A empresa fechou o ano com receita acima de R$ 250 milhões e volume transacionado (TPV) próximo de R$ 10 bilhões.
O período terminou com caixa operacional positivo, em contraste com boa parte do setor de pagamentos, marcado por margens apertadas e queima de capital.
A empresa optou por não competir por preço na adquirência. A estratégia foi investir em infraestrutura própria, inteligência artificial e serviços financeiros integrados.
Atualmente, 15% da receita vem de serviços tecnológicos, incluindo aplicações de IA. O impacto indireto dessas soluções responde por cerca de 50% do faturamento. Com esse modelo, a companhia planeja investir R$ 100 milhões em inteligência artificial até 2027.
“Nós nadamos contra a corrente: não entramos na disputa tradicional de adquirência por frações de taxas. Entregamos uma camada de tecnologia e inteligência que justifica uma precificação superior, gerando impacto na linha final de lucro do cliente. Para os CFOs e tesourarias que nos contratam, o custo marginalmente maior é compensado pelo ganho de eficiência e pela proteção da margem final. Esses investimentos refletem no nosso crescimento, apesar das dimensões que já temos”, defende Raphael Dyxklay, presidente da Barte.
Um dos produtos destaque é o módulo de recuperação de vendas.
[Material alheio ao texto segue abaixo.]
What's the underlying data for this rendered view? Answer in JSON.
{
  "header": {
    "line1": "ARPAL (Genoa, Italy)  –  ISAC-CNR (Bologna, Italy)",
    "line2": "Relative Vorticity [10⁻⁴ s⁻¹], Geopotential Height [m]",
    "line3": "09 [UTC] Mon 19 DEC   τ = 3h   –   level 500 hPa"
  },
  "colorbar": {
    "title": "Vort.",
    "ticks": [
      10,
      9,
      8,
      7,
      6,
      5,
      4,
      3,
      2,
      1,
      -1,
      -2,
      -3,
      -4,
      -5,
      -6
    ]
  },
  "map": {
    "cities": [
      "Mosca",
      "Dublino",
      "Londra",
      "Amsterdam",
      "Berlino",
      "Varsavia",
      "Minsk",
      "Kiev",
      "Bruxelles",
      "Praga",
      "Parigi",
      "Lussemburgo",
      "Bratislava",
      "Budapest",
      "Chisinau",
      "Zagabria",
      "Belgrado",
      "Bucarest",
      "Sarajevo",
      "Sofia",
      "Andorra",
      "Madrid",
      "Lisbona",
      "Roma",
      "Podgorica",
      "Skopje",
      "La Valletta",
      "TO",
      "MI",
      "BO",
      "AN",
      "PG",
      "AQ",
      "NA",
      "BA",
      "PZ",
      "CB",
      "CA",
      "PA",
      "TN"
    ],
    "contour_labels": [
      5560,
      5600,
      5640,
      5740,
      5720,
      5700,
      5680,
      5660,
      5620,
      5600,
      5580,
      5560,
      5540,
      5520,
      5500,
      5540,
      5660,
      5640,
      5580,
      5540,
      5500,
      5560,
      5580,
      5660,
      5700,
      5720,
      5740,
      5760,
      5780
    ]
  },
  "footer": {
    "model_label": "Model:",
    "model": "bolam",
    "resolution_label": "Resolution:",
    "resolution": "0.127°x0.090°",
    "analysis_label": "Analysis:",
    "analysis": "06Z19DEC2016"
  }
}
Algoritmos identificam transações não concluídas e acionam consumidores por assistentes de voz, recuperando aproximadamente 30% das receitas perdidas.
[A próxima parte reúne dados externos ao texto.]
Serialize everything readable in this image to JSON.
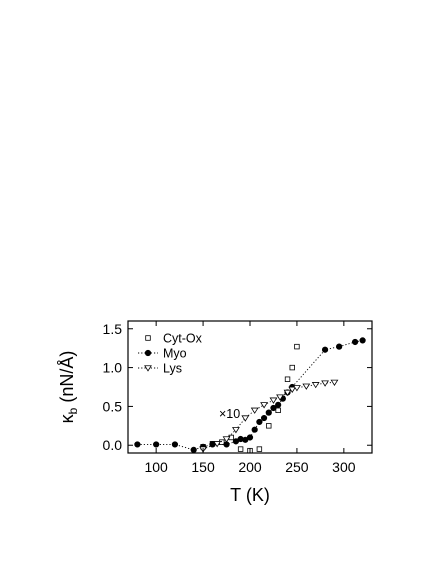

Outro ponto foi a expansão da vertical de Corporate Banking. A empresa passou a atuar como infraestrutura bancária de seus clientes, entre eles Buser, Housi e Magazord. Hoje, quase 100% dos novos contratos incluem pagamentos, gestão de caixa e crédito.
A plataforma permite que recursos transitem rendendo 100% do CDI, mesmo por períodos curtos, além de oferecer crédito e ferramentas de conciliação, pagamento de contas e divisão de recebíveis. A antecipação de recebíveis deixou de ser automática e passou a considerar a necessidade de capital de giro de cada empresa.
Segundo a companhia, 90% dos clientes antecipavam a totalidade das vendas antes de migrar para o modelo atual. Em eficiência, a fintech dobrou o número de funcionários no último ano e opera com receita anual por colaborador na casa dos milhões de reais.
No planejamento, a corporação estuda o uso de stablecoins como parte da infraestrutura de pagamentos, à luz do novo marco regulatório do Banco Central para ativos virtuais, que entra em vigor em fevereiro.
Para 2026, a empresa seguirá focada no Corporate Banking, atendendo companhias que buscam internalizar sua infraestrutura financeira.